Tuesday, March 16, 2010

When Will My Reflection Show...?

This last week, my boss was out of town, which meant that Pandora was blasting its music in the office the entire week. To avoid the risk of having one of the professors overhear "Bedrock" by L'il Wayne or "Don't Trust Me" by 3oh3, I set the station to Disney and sang along to songs I hadn't listened to for years.

Then this song came on...

I love Mulan! Despite the movie being a giant chink-a-thon, Mulan kicks ass. Admit it; she's got the most balls of all the Disney chicas, which is perfect for her cross-dressing...

In any case, one line of the song in particular caught my attention: "Now I see that if I were truly to be myself, I would break my family's heart." (0:18-0:32)

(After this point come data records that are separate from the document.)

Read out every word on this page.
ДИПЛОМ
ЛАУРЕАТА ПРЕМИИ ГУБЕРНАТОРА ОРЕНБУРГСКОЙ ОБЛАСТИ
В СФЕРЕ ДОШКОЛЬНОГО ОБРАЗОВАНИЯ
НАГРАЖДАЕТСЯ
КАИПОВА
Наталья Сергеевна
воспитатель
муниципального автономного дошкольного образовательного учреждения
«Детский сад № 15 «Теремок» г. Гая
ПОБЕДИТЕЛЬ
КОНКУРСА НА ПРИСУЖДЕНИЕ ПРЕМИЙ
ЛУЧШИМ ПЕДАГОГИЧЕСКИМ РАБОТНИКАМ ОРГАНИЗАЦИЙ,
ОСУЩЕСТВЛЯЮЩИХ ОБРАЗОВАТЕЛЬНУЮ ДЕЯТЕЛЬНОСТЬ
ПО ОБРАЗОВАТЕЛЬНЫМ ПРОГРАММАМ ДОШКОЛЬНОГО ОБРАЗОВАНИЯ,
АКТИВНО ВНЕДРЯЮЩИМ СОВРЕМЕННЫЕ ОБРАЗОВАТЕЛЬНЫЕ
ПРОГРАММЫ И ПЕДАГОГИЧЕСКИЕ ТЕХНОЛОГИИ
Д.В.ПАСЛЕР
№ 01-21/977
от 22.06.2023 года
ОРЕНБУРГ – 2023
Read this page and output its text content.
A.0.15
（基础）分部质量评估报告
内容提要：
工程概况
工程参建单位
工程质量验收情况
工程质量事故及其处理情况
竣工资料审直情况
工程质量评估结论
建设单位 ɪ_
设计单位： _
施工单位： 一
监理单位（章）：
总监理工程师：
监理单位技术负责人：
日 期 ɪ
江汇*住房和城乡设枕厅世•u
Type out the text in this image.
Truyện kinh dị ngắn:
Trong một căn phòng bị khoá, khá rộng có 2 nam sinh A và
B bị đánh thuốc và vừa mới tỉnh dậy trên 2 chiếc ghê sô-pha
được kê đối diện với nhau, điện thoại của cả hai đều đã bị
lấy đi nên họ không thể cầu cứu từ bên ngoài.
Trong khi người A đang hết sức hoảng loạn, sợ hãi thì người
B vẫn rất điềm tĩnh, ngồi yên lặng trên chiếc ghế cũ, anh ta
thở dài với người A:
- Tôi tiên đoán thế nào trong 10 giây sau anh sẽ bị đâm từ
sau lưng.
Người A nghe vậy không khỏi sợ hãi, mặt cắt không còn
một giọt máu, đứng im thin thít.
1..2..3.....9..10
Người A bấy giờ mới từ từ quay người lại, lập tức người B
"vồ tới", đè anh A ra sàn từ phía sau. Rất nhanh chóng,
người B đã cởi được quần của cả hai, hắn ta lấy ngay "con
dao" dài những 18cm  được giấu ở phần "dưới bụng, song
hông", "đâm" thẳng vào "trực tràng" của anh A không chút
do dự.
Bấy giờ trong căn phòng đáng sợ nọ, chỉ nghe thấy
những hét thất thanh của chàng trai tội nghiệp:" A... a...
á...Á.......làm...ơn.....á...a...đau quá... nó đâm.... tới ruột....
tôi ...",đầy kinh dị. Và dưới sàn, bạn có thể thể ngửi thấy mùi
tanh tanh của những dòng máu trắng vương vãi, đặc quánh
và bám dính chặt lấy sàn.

My god. Mulan and I have so much in common. So as the movie progresses, Mulan defies gender stereotypes, kicks some major Hun booty, saves the emperor, and restores honor to the Fa family.
Wish I could have that storybook ending, but for now, I must endure dishonoring my own family with my sexuality. How long must I live under the guise of a celibate Mormon? How can I avoid hurting my family more than I already have?

When will my reflection show who I am inside?

1 comment:

  1. Quit caring so much. Your life is about you. They can either deal with it or not. Your sexuality and the endeavors that come along with it is your business. Its between you and your creator, and no one else unless YOU choose to let them in. Quit whining and live your life.